As clinicians, we are reasonably secure today in knowing when to initially treat. We are less certain, however, in knowing when we have reached the end-points of therapy, the need for retreatment, or referral. Clinical researchers and the dental industry recognize the need to enhance the traditional tools for assessing periodontal disease status. It is essential to include the host component in an evaluation of each patient's present periodontal condition, in addition to detecting/identifying bacteria, examining for bleeding on probing and loss of attachment, and other clinical criteria. Without an assessment of host immune response to oral microbial challenge throughout the mouth as well as at specific periodontal sites, a major piece of the periodontal management puzzle is missing. For example, if we know that the detection of past attachment/bone loss does not necessarily mean that site will experience further breakdown in the future, we cannot assume that all patients with six millimeter pockets require surgical therapy to eliminate the pocket.
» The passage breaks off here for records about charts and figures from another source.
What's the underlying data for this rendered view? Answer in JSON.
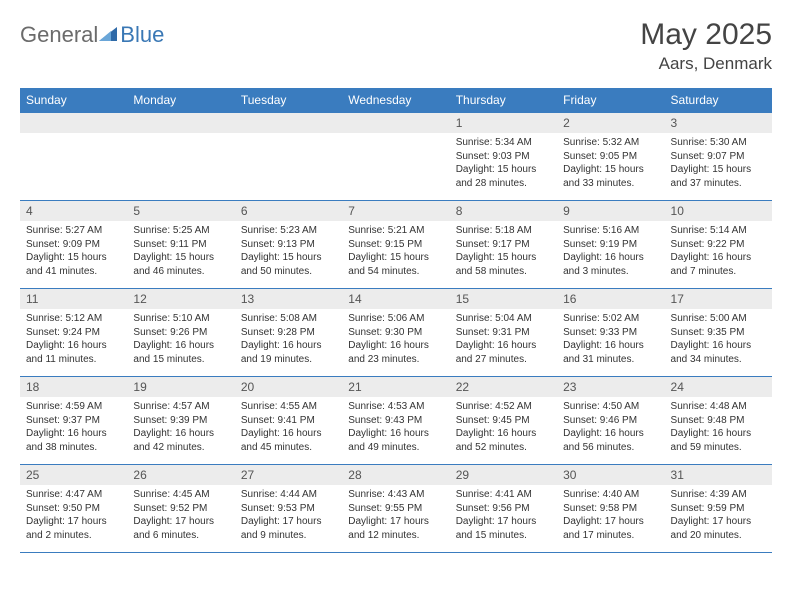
{
  "brand": {
    "part1": "General",
    "part2": "Blue"
  },
  "title": {
    "month_year": "May 2025",
    "location": "Aars, Denmark"
  },
  "colors": {
    "header_bg": "#3a7cbf",
    "header_text": "#ffffff",
    "daynum_bg": "#ececec",
    "border": "#3a7cbf",
    "logo_gray": "#6b6b6b",
    "logo_blue": "#3a78b5"
  },
  "day_headers": [
    "Sunday",
    "Monday",
    "Tuesday",
    "Wednesday",
    "Thursday",
    "Friday",
    "Saturday"
  ],
  "weeks": [
    [
      {
        "n": "",
        "lines": []
      },
      {
        "n": "",
        "lines": []
      },
      {
        "n": "",
        "lines": []
      },
      {
        "n": "",
        "lines": []
      },
      {
        "n": "1",
        "lines": [
          "Sunrise: 5:34 AM",
          "Sunset: 9:03 PM",
          "Daylight: 15 hours",
          "and 28 minutes."
        ]
      },
      {
        "n": "2",
        "lines": [
          "Sunrise: 5:32 AM",
          "Sunset: 9:05 PM",
          "Daylight: 15 hours",
          "and 33 minutes."
        ]
      },
      {
        "n": "3",
        "lines": [
          "Sunrise: 5:30 AM",
          "Sunset: 9:07 PM",
          "Daylight: 15 hours",
          "and 37 minutes."
        ]
      }
    ],
    [
      {
        "n": "4",
        "lines": [
          "Sunrise: 5:27 AM",
          "Sunset: 9:09 PM",
          "Daylight: 15 hours",
          "and 41 minutes."
        ]
      },
      {
        "n": "5",
        "lines": [
          "Sunrise: 5:25 AM",
          "Sunset: 9:11 PM",
          "Daylight: 15 hours",
          "and 46 minutes."
        ]
      },
      {
        "n": "6",
        "lines": [
          "Sunrise: 5:23 AM",
          "Sunset: 9:13 PM",
          "Daylight: 15 hours",
          "and 50 minutes."
        ]
      },
      {
        "n": "7",
        "lines": [
          "Sunrise: 5:21 AM",
          "Sunset: 9:15 PM",
          "Daylight: 15 hours",
          "and 54 minutes."
        ]
      },
      {
        "n": "8",
        "lines": [
          "Sunrise: 5:18 AM",
          "Sunset: 9:17 PM",
          "Daylight: 15 hours",
          "and 58 minutes."
        ]
      },
      {
        "n": "9",
        "lines": [
          "Sunrise: 5:16 AM",
          "Sunset: 9:19 PM",
          "Daylight: 16 hours",
          "and 3 minutes."
        ]
      },
      {
        "n": "10",
        "lines": [
          "Sunrise: 5:14 AM",
          "Sunset: 9:22 PM",
          "Daylight: 16 hours",
          "and 7 minutes."
        ]
      }
    ],
    [
      {
        "n": "11",
        "lines": [
          "Sunrise: 5:12 AM",
          "Sunset: 9:24 PM",
          "Daylight: 16 hours",
          "and 11 minutes."
        ]
      },
      {
        "n": "12",
        "lines": [
          "Sunrise: 5:10 AM",
          "Sunset: 9:26 PM",
          "Daylight: 16 hours",
          "and 15 minutes."
        ]
      },
      {
        "n": "13",
        "lines": [
          "Sunrise: 5:08 AM",
          "Sunset: 9:28 PM",
          "Daylight: 16 hours",
          "and 19 minutes."
        ]
      },
      {
        "n": "14",
        "lines": [
          "Sunrise: 5:06 AM",
          "Sunset: 9:30 PM",
          "Daylight: 16 hours",
          "and 23 minutes."
        ]
      },
      {
        "n": "15",
        "lines": [
          "Sunrise: 5:04 AM",
          "Sunset: 9:31 PM",
          "Daylight: 16 hours",
          "and 27 minutes."
        ]
      },
      {
        "n": "16",
        "lines": [
          "Sunrise: 5:02 AM",
          "Sunset: 9:33 PM",
          "Daylight: 16 hours",
          "and 31 minutes."
        ]
      },
      {
        "n": "17",
        "lines": [
          "Sunrise: 5:00 AM",
          "Sunset: 9:35 PM",
          "Daylight: 16 hours",
          "and 34 minutes."
        ]
      }
    ],
    [
      {
        "n": "18",
        "lines": [
          "Sunrise: 4:59 AM",
          "Sunset: 9:37 PM",
          "Daylight: 16 hours",
          "and 38 minutes."
        ]
      },
      {
        "n": "19",
        "lines": [
          "Sunrise: 4:57 AM",
          "Sunset: 9:39 PM",
          "Daylight: 16 hours",
          "and 42 minutes."
        ]
      },
      {
        "n": "20",
        "lines": [
          "Sunrise: 4:55 AM",
          "Sunset: 9:41 PM",
          "Daylight: 16 hours",
          "and 45 minutes."
        ]
      },
      {
        "n": "21",
        "lines": [
          "Sunrise: 4:53 AM",
          "Sunset: 9:43 PM",
          "Daylight: 16 hours",
          "and 49 minutes."
        ]
      },
      {
        "n": "22",
        "lines": [
          "Sunrise: 4:52 AM",
          "Sunset: 9:45 PM",
          "Daylight: 16 hours",
          "and 52 minutes."
        ]
      },
      {
        "n": "23",
        "lines": [
          "Sunrise: 4:50 AM",
          "Sunset: 9:46 PM",
          "Daylight: 16 hours",
          "and 56 minutes."
        ]
      },
      {
        "n": "24",
        "lines": [
          "Sunrise: 4:48 AM",
          "Sunset: 9:48 PM",
          "Daylight: 16 hours",
          "and 59 minutes."
        ]
      }
    ],
    [
      {
        "n": "25",
        "lines": [
          "Sunrise: 4:47 AM",
          "Sunset: 9:50 PM",
          "Daylight: 17 hours",
          "and 2 minutes."
        ]
      },
      {
        "n": "26",
        "lines": [
          "Sunrise: 4:45 AM",
          "Sunset: 9:52 PM",
          "Daylight: 17 hours",
          "and 6 minutes."
        ]
      },
      {
        "n": "27",
        "lines": [
          "Sunrise: 4:44 AM",
          "Sunset: 9:53 PM",
          "Daylight: 17 hours",
          "and 9 minutes."
        ]
      },
      {
        "n": "28",
        "lines": [
          "Sunrise: 4:43 AM",
          "Sunset: 9:55 PM",
          "Daylight: 17 hours",
          "and 12 minutes."
        ]
      },
      {
        "n": "29",
        "lines": [
          "Sunrise: 4:41 AM",
          "Sunset: 9:56 PM",
          "Daylight: 17 hours",
          "and 15 minutes."
        ]
      },
      {
        "n": "30",
        "lines": [
          "Sunrise: 4:40 AM",
          "Sunset: 9:58 PM",
          "Daylight: 17 hours",
          "and 17 minutes."
        ]
      },
      {
        "n": "31",
        "lines": [
          "Sunrise: 4:39 AM",
          "Sunset: 9:59 PM",
          "Daylight: 17 hours",
          "and 20 minutes."
        ]
      }
    ]
  ]
}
These pockets must be carefully monitored; however, if they are now stabilized, maintenance therapy to reduce the bacterial challenge may be all that is necessary.

The detection and measuring of matrix metalloproteinases or neutral protease enzymes, include collagenase, is one modality for evaluating host immune response that is now available to dentists and hygienists. As noted previously, these enzymes in sufficient concentrations are one indicator of active disease and can help distinguish between simple inflammation and potential destructive periodontitis. An assay for these enzymes can be conducted at chairside and the results can be entered into the patient's record for future reference.

Enzyme assays as well as other methods for evaluating host response will be increasingly utilized by dental professionals, as these modalities represent a major step forward in the management of periodontal disease on a personalized and site-specific basis for each patient. As our understanding of periodontal disease increases, there is little doubt that these and future assessment techniques will help redefine the standard of care for periodontal patients.